Looks like it'll be a while before this thing runs Linux with anywhere near acceptable performance if glxgears still runs in software at 60% CPU.



Yeah it's LLVMpipe, it's basically doing everything in software and Plasma uses quite a bit OpenGL for animations and compositing. A lighter WM like Fluxbox could maybe be easier on the CPU. In any case, looking back at Nouveau, writing decent drivers for a GPU nobody has specs of is definitely challenging. Only time can tell.


Working off inprecise documentation or reverse engineering everything is nothing new in the Linux world. At least on the M1 drivers seem to be able to exert full control over the card, compared to newer Nvidia cards where firmware signed by Nvidia is required to boost the card to a reasonable clock frequency!


I'll bet that's thanks to the mining market buying cheap cards and overclocking them into the ground. Very annoying for the wider market, certainly...

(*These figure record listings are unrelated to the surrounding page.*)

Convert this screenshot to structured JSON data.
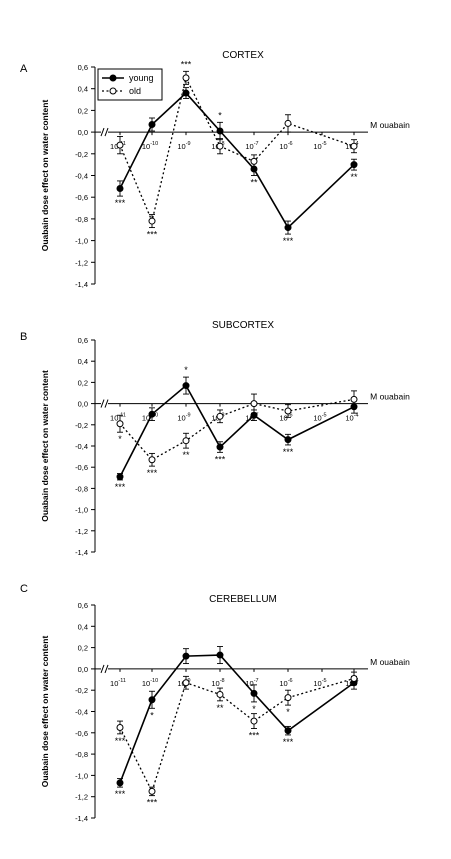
{
  "figure": {
    "ylabel": "Ouabain dose effect on water content",
    "xunit": "M ouabain"
  },
  "legend": [
    {
      "name": "young",
      "style": "solid",
      "marker": "filled"
    },
    {
      "name": "old",
      "style": "dotted",
      "marker": "open"
    }
  ],
  "chart_data": [
    {
      "panel": "A",
      "title": "CORTEX",
      "type": "line",
      "ylim": [
        -1.4,
        0.6
      ],
      "yticks": [
        "0,6",
        "0,4",
        "0,2",
        "0,0",
        "-0,2",
        "-0,4",
        "-0,6",
        "-0,8",
        "-1,0",
        "-1,2",
        "-1,4"
      ],
      "xticks": [
        {
          "b": "10",
          "e": "-11"
        },
        {
          "b": "10",
          "e": "-10"
        },
        {
          "b": "10",
          "e": "-9"
        },
        {
          "b": "10",
          "e": "-8"
        },
        {
          "b": "10",
          "e": "-7"
        },
        {
          "b": "10",
          "e": "-6"
        },
        {
          "b": "10",
          "e": "-5"
        },
        {
          "b": "10",
          "e": "-4"
        }
      ],
      "series": [
        {
          "name": "young",
          "x": [
            -11,
            -10,
            -9,
            -8,
            -7,
            -6,
            -4
          ],
          "values": [
            -0.52,
            0.07,
            0.36,
            0.01,
            -0.34,
            -0.88,
            -0.3
          ],
          "errors": [
            0.07,
            0.06,
            0.05,
            0.08,
            0.06,
            0.06,
            0.05
          ],
          "stars": [
            "***",
            "",
            "**",
            "*",
            "**",
            "***",
            "**"
          ]
        },
        {
          "name": "old",
          "x": [
            -11,
            -10,
            -9,
            -8,
            -7,
            -6,
            -4
          ],
          "values": [
            -0.12,
            -0.82,
            0.5,
            -0.13,
            -0.27,
            0.08,
            -0.13
          ],
          "errors": [
            0.08,
            0.06,
            0.06,
            0.07,
            0.06,
            0.08,
            0.06
          ],
          "stars": [
            "",
            "***",
            "***",
            "",
            "",
            "",
            ""
          ]
        }
      ]
    },
    {
      "panel": "B",
      "title": "SUBCORTEX",
      "type": "line",
      "ylim": [
        -1.4,
        0.6
      ],
      "yticks": [
        "0,6",
        "0,4",
        "0,2",
        "0,0",
        "-0,2",
        "-0,4",
        "-0,6",
        "-0,8",
        "-1,0",
        "-1,2",
        "-1,4"
      ],
      "xticks": [
        {
          "b": "10",
          "e": "-11"
        },
        {
          "b": "10",
          "e": "-10"
        },
        {
          "b": "10",
          "e": "-9"
        },
        {
          "b": "10",
          "e": "-8"
        },
        {
          "b": "10",
          "e": "-7"
        },
        {
          "b": "10",
          "e": "-6"
        },
        {
          "b": "10",
          "e": "-5"
        },
        {
          "b": "10",
          "e": "-4"
        }
      ],
      "series": [
        {
          "name": "young",
          "x": [
            -11,
            -10,
            -9,
            -8,
            -7,
            -6,
            -4
          ],
          "values": [
            -0.69,
            -0.1,
            0.17,
            -0.41,
            -0.11,
            -0.34,
            -0.03
          ],
          "errors": [
            0.03,
            0.06,
            0.08,
            0.05,
            0.05,
            0.05,
            0.06
          ],
          "stars": [
            "***",
            "",
            "*",
            "***",
            "",
            "***",
            ""
          ]
        },
        {
          "name": "old",
          "x": [
            -11,
            -10,
            -9,
            -8,
            -7,
            -6,
            -4
          ],
          "values": [
            -0.19,
            -0.53,
            -0.35,
            -0.12,
            0.0,
            -0.07,
            0.04
          ],
          "errors": [
            0.08,
            0.06,
            0.07,
            0.06,
            0.09,
            0.06,
            0.08
          ],
          "stars": [
            "*",
            "***",
            "**",
            "",
            "",
            "",
            ""
          ]
        }
      ]
    },
    {
      "panel": "C",
      "title": "CEREBELLUM",
      "type": "line",
      "ylim": [
        -1.4,
        0.6
      ],
      "yticks": [
        "0,6",
        "0,4",
        "0,2",
        "0,0",
        "-0,2",
        "-0,4",
        "-0,6",
        "-0,8",
        "-1,0",
        "-1,2",
        "-1,4"
      ],
      "xticks": [
        {
          "b": "10",
          "e": "-11"
        },
        {
          "b": "10",
          "e": "-10"
        },
        {
          "b": "10",
          "e": "-9"
        },
        {
          "b": "10",
          "e": "-8"
        },
        {
          "b": "10",
          "e": "-7"
        },
        {
          "b": "10",
          "e": "-6"
        },
        {
          "b": "10",
          "e": "-5"
        },
        {
          "b": "10",
          "e": "-4"
        }
      ],
      "series": [
        {
          "name": "young",
          "x": [
            -11,
            -10,
            -9,
            -8,
            -7,
            -6,
            -4
          ],
          "values": [
            -1.07,
            -0.29,
            0.12,
            0.13,
            -0.23,
            -0.58,
            -0.13
          ],
          "errors": [
            0.04,
            0.08,
            0.07,
            0.08,
            0.08,
            0.04,
            0.06
          ],
          "stars": [
            "***",
            "*",
            "",
            "",
            "*",
            "***",
            ""
          ]
        },
        {
          "name": "old",
          "x": [
            -11,
            -10,
            -9,
            -8,
            -7,
            -6,
            -4
          ],
          "values": [
            -0.55,
            -1.15,
            -0.13,
            -0.24,
            -0.49,
            -0.27,
            -0.09
          ],
          "errors": [
            0.06,
            0.04,
            0.06,
            0.06,
            0.07,
            0.07,
            0.06
          ],
          "stars": [
            "***",
            "***",
            "",
            "**",
            "***",
            "*",
            ""
          ]
        }
      ]
    }
  ]
}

The % usage is not indicative of anything considering it will use as much CPU as possible to reach as high a frame rate as possible


I think by default glxgears has vsync enabled. But it's trivially possible to disable it with an env var. Considering the CPU usage I assume that is what was done. 60% CPU usage for running glxgears at 120Hz seems excessive.

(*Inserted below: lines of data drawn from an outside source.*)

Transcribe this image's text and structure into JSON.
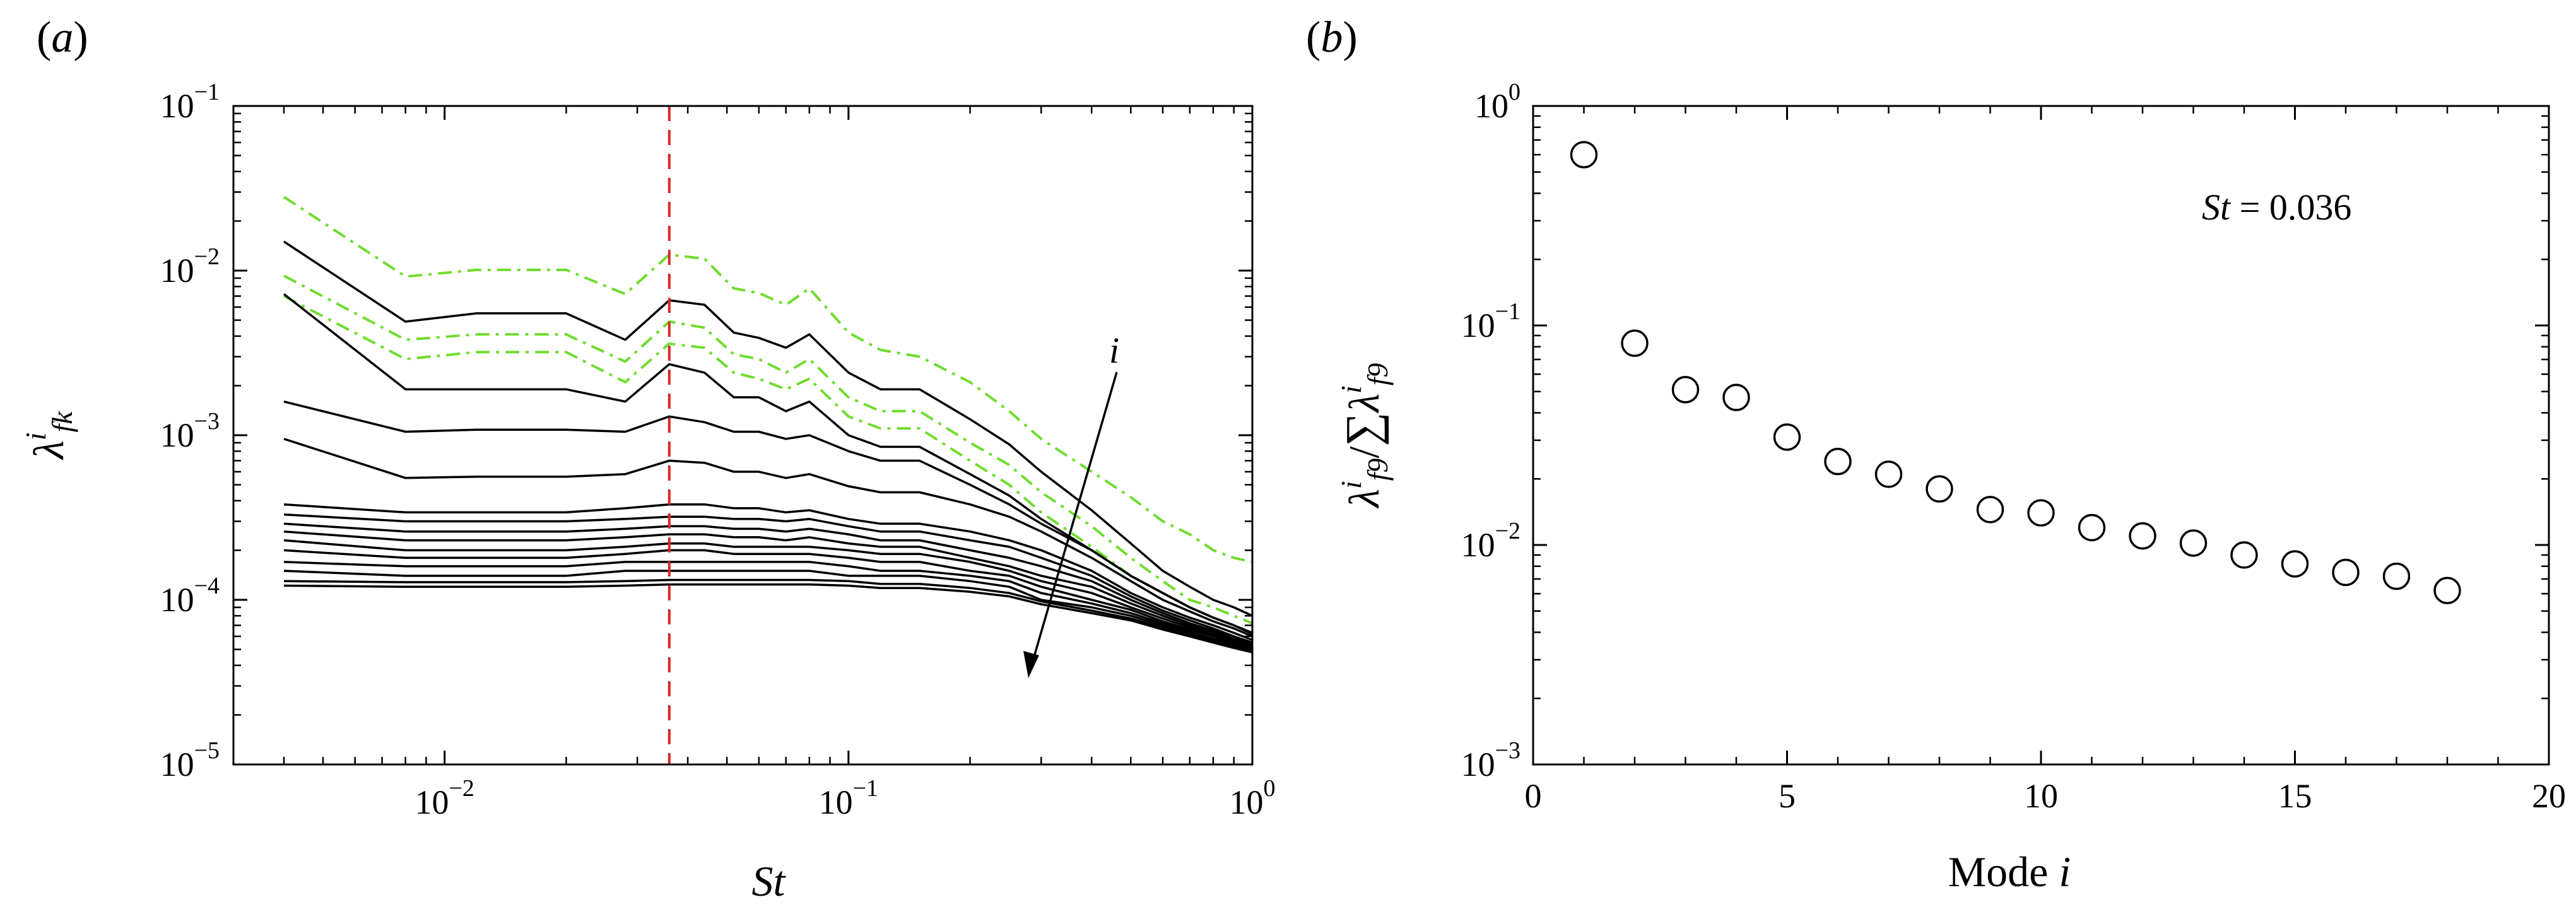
{
  "panel_labels": {
    "a": "(a)",
    "b": "(b)"
  },
  "chart_data": [
    {
      "type": "line",
      "panel": "(a)",
      "xscale": "log",
      "yscale": "log",
      "xlabel": "St",
      "ylabel": "λ^i_fk",
      "xlim": [
        0.003,
        1.0
      ],
      "ylim": [
        1e-05,
        0.1
      ],
      "xticks": [
        {
          "value": 0.01,
          "label": "10",
          "exp": "−2"
        },
        {
          "value": 0.1,
          "label": "10",
          "exp": "−1"
        },
        {
          "value": 1.0,
          "label": "10",
          "exp": "0"
        }
      ],
      "yticks": [
        {
          "value": 1e-05,
          "label": "10",
          "exp": "−5"
        },
        {
          "value": 0.0001,
          "label": "10",
          "exp": "−4"
        },
        {
          "value": 0.001,
          "label": "10",
          "exp": "−3"
        },
        {
          "value": 0.01,
          "label": "10",
          "exp": "−2"
        },
        {
          "value": 0.1,
          "label": "10",
          "exp": "−1"
        }
      ],
      "reference_line": {
        "x": 0.036,
        "color": "#d62728",
        "style": "dashed"
      },
      "arrow_label": "i",
      "series_colors": {
        "black": "#000000",
        "green": "#6fdc2e"
      },
      "x": [
        0.004,
        0.008,
        0.012,
        0.016,
        0.02,
        0.028,
        0.036,
        0.044,
        0.052,
        0.06,
        0.07,
        0.08,
        0.1,
        0.12,
        0.15,
        0.2,
        0.25,
        0.3,
        0.4,
        0.5,
        0.6,
        0.7,
        0.8,
        0.9,
        1.0
      ],
      "series": [
        {
          "style": "green-dashdot",
          "values": [
            0.028,
            0.0092,
            0.0101,
            0.0101,
            0.0101,
            0.0072,
            0.0125,
            0.0118,
            0.0078,
            0.0073,
            0.0062,
            0.0078,
            0.0042,
            0.0033,
            0.003,
            0.0021,
            0.0014,
            0.00095,
            0.0006,
            0.00042,
            0.0003,
            0.00025,
            0.0002,
            0.00018,
            0.00017
          ]
        },
        {
          "style": "black-solid",
          "values": [
            0.015,
            0.0049,
            0.0055,
            0.0055,
            0.0055,
            0.0038,
            0.0066,
            0.0062,
            0.0042,
            0.0039,
            0.0034,
            0.0041,
            0.0024,
            0.0019,
            0.0019,
            0.00125,
            0.00088,
            0.0006,
            0.00035,
            0.00022,
            0.00015,
            0.00012,
            0.0001,
            9e-05,
            8e-05
          ]
        },
        {
          "style": "green-dashdot",
          "values": [
            0.0093,
            0.0038,
            0.0041,
            0.0041,
            0.0041,
            0.0028,
            0.0049,
            0.0045,
            0.0031,
            0.0029,
            0.0024,
            0.0029,
            0.0017,
            0.0014,
            0.0014,
            0.0009,
            0.00066,
            0.00045,
            0.00028,
            0.00018,
            0.00013,
            0.0001,
            9e-05,
            8e-05,
            7.2e-05
          ]
        },
        {
          "style": "green-dashdot",
          "values": [
            0.007,
            0.0029,
            0.0032,
            0.0032,
            0.0032,
            0.0021,
            0.0036,
            0.0034,
            0.0024,
            0.0022,
            0.0019,
            0.0022,
            0.0013,
            0.0011,
            0.0011,
            0.0007,
            0.0005,
            0.00034,
            0.00021,
            0.00014,
            0.00011,
            9e-05,
            7.8e-05,
            7e-05,
            6.2e-05
          ]
        },
        {
          "style": "black-solid",
          "values": [
            0.0072,
            0.0019,
            0.0019,
            0.0019,
            0.0019,
            0.0016,
            0.0027,
            0.0024,
            0.0017,
            0.0017,
            0.0014,
            0.0016,
            0.001,
            0.00085,
            0.00085,
            0.00058,
            0.00043,
            0.00031,
            0.0002,
            0.00014,
            0.00011,
            9e-05,
            7.8e-05,
            7e-05,
            6.3e-05
          ]
        },
        {
          "style": "black-solid",
          "values": [
            0.0016,
            0.00105,
            0.00108,
            0.00108,
            0.00108,
            0.00105,
            0.0013,
            0.0012,
            0.00105,
            0.00105,
            0.00095,
            0.001,
            0.0008,
            0.0007,
            0.0007,
            0.0005,
            0.00038,
            0.00029,
            0.0002,
            0.00014,
            0.00011,
            9e-05,
            7.8e-05,
            7e-05,
            6.2e-05
          ]
        },
        {
          "style": "black-solid",
          "values": [
            0.00095,
            0.00055,
            0.00056,
            0.00056,
            0.00056,
            0.00058,
            0.0007,
            0.00068,
            0.0006,
            0.0006,
            0.00055,
            0.00058,
            0.00049,
            0.00045,
            0.00045,
            0.00038,
            0.00032,
            0.00026,
            0.00018,
            0.00013,
            0.0001,
            8.5e-05,
            7.4e-05,
            6.7e-05,
            6e-05
          ]
        },
        {
          "style": "black-solid",
          "values": [
            0.00038,
            0.00034,
            0.00034,
            0.00034,
            0.00034,
            0.00036,
            0.00038,
            0.00038,
            0.00036,
            0.00036,
            0.00034,
            0.00035,
            0.00031,
            0.00029,
            0.00029,
            0.00026,
            0.00023,
            0.0002,
            0.00015,
            0.00011,
            9e-05,
            7.8e-05,
            7e-05,
            6.3e-05,
            5.7e-05
          ]
        },
        {
          "style": "black-solid",
          "values": [
            0.00033,
            0.0003,
            0.0003,
            0.0003,
            0.0003,
            0.00031,
            0.00032,
            0.00032,
            0.00031,
            0.00031,
            0.0003,
            0.00031,
            0.00028,
            0.00026,
            0.00026,
            0.00023,
            0.00021,
            0.00018,
            0.00014,
            0.000105,
            8.6e-05,
            7.5e-05,
            6.7e-05,
            6e-05,
            5.5e-05
          ]
        },
        {
          "style": "black-solid",
          "values": [
            0.00029,
            0.00026,
            0.00026,
            0.00026,
            0.00026,
            0.00027,
            0.00028,
            0.00028,
            0.00027,
            0.00027,
            0.00026,
            0.00027,
            0.00025,
            0.00023,
            0.00023,
            0.0002,
            0.00018,
            0.00016,
            0.00013,
            0.0001,
            8.3e-05,
            7.2e-05,
            6.5e-05,
            5.8e-05,
            5.4e-05
          ]
        },
        {
          "style": "black-solid",
          "values": [
            0.00026,
            0.00023,
            0.00023,
            0.00023,
            0.00023,
            0.00024,
            0.00025,
            0.00025,
            0.00024,
            0.00024,
            0.00023,
            0.00024,
            0.00022,
            0.00021,
            0.00021,
            0.00018,
            0.00016,
            0.00014,
            0.00012,
            9.5e-05,
            8e-05,
            7e-05,
            6.3e-05,
            5.7e-05,
            5.3e-05
          ]
        },
        {
          "style": "black-solid",
          "values": [
            0.00023,
            0.0002,
            0.0002,
            0.0002,
            0.0002,
            0.00021,
            0.00022,
            0.00022,
            0.00021,
            0.00021,
            0.00021,
            0.00021,
            0.0002,
            0.00019,
            0.00019,
            0.00017,
            0.00015,
            0.00013,
            0.00011,
            9e-05,
            7.7e-05,
            6.8e-05,
            6.1e-05,
            5.6e-05,
            5.2e-05
          ]
        },
        {
          "style": "black-solid",
          "values": [
            0.0002,
            0.00018,
            0.00018,
            0.00018,
            0.00018,
            0.00019,
            0.0002,
            0.0002,
            0.00019,
            0.00019,
            0.00019,
            0.00019,
            0.00018,
            0.00017,
            0.00017,
            0.00015,
            0.00014,
            0.00012,
            0.0001,
            8.7e-05,
            7.4e-05,
            6.6e-05,
            6e-05,
            5.5e-05,
            5.1e-05
          ]
        },
        {
          "style": "black-solid",
          "values": [
            0.00017,
            0.00016,
            0.00016,
            0.00016,
            0.00016,
            0.00017,
            0.00017,
            0.00017,
            0.00017,
            0.00017,
            0.00017,
            0.00017,
            0.00016,
            0.00015,
            0.00015,
            0.00014,
            0.00013,
            0.00011,
            9.5e-05,
            8.3e-05,
            7.2e-05,
            6.4e-05,
            5.8e-05,
            5.4e-05,
            5e-05
          ]
        },
        {
          "style": "black-solid",
          "values": [
            0.00015,
            0.00014,
            0.00014,
            0.00014,
            0.00014,
            0.00015,
            0.00015,
            0.00015,
            0.00015,
            0.00015,
            0.00015,
            0.00015,
            0.00014,
            0.00014,
            0.00014,
            0.00013,
            0.00012,
            0.0001,
            9e-05,
            8e-05,
            7e-05,
            6.3e-05,
            5.7e-05,
            5.3e-05,
            5e-05
          ]
        },
        {
          "style": "black-solid",
          "values": [
            0.00013,
            0.000128,
            0.000128,
            0.000128,
            0.000128,
            0.00013,
            0.000132,
            0.000132,
            0.000132,
            0.000132,
            0.000132,
            0.000132,
            0.00013,
            0.000125,
            0.000125,
            0.000118,
            0.00011,
            9.8e-05,
            8.6e-05,
            7.7e-05,
            6.8e-05,
            6.1e-05,
            5.6e-05,
            5.2e-05,
            4.9e-05
          ]
        },
        {
          "style": "black-solid",
          "values": [
            0.000122,
            0.00012,
            0.00012,
            0.00012,
            0.00012,
            0.000122,
            0.000124,
            0.000124,
            0.000124,
            0.000124,
            0.000124,
            0.000124,
            0.000122,
            0.000118,
            0.000118,
            0.000112,
            0.000105,
            9.4e-05,
            8.3e-05,
            7.5e-05,
            6.6e-05,
            6e-05,
            5.5e-05,
            5.1e-05,
            4.8e-05
          ]
        }
      ]
    },
    {
      "type": "scatter",
      "panel": "(b)",
      "xscale": "linear",
      "yscale": "log",
      "xlabel": "Mode i",
      "ylabel": "λ^i_f9 / Σ λ^i_f9",
      "xlim": [
        0,
        20
      ],
      "ylim": [
        0.001,
        1
      ],
      "xticks": [
        {
          "value": 0,
          "label": "0"
        },
        {
          "value": 5,
          "label": "5"
        },
        {
          "value": 10,
          "label": "10"
        },
        {
          "value": 15,
          "label": "15"
        },
        {
          "value": 20,
          "label": "20"
        }
      ],
      "yticks": [
        {
          "value": 0.001,
          "label": "10",
          "exp": "−3"
        },
        {
          "value": 0.01,
          "label": "10",
          "exp": "−2"
        },
        {
          "value": 0.1,
          "label": "10",
          "exp": "−1"
        },
        {
          "value": 1,
          "label": "10",
          "exp": "0"
        }
      ],
      "annotation": {
        "var": "St",
        "text": " = 0.036"
      },
      "marker": "open-circle",
      "x": [
        1,
        2,
        3,
        4,
        5,
        6,
        7,
        8,
        9,
        10,
        11,
        12,
        13,
        14,
        15,
        16,
        17,
        18
      ],
      "values": [
        0.6,
        0.083,
        0.051,
        0.047,
        0.031,
        0.024,
        0.021,
        0.018,
        0.0145,
        0.014,
        0.012,
        0.011,
        0.0102,
        0.009,
        0.0082,
        0.0075,
        0.0072,
        0.0062
      ]
    }
  ]
}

There is no vsync with the dumb framebuffer backend I'm using. We have a real display driver, but it needs rebasing and adapting to work on these laptops (it was developed on the Mac Mini).


I always remember glxgears running at hundreds of FPS and it being used as a poor man’s benchmark. Perhaps this has changed of late though…


I always have had to set `vblank_mode=0` to get it to run as fast as possible.


He also mentions: "buttery smooth software only rendering"


If networking and KVM suport exist for this (I think it does), then these would make great servers as well.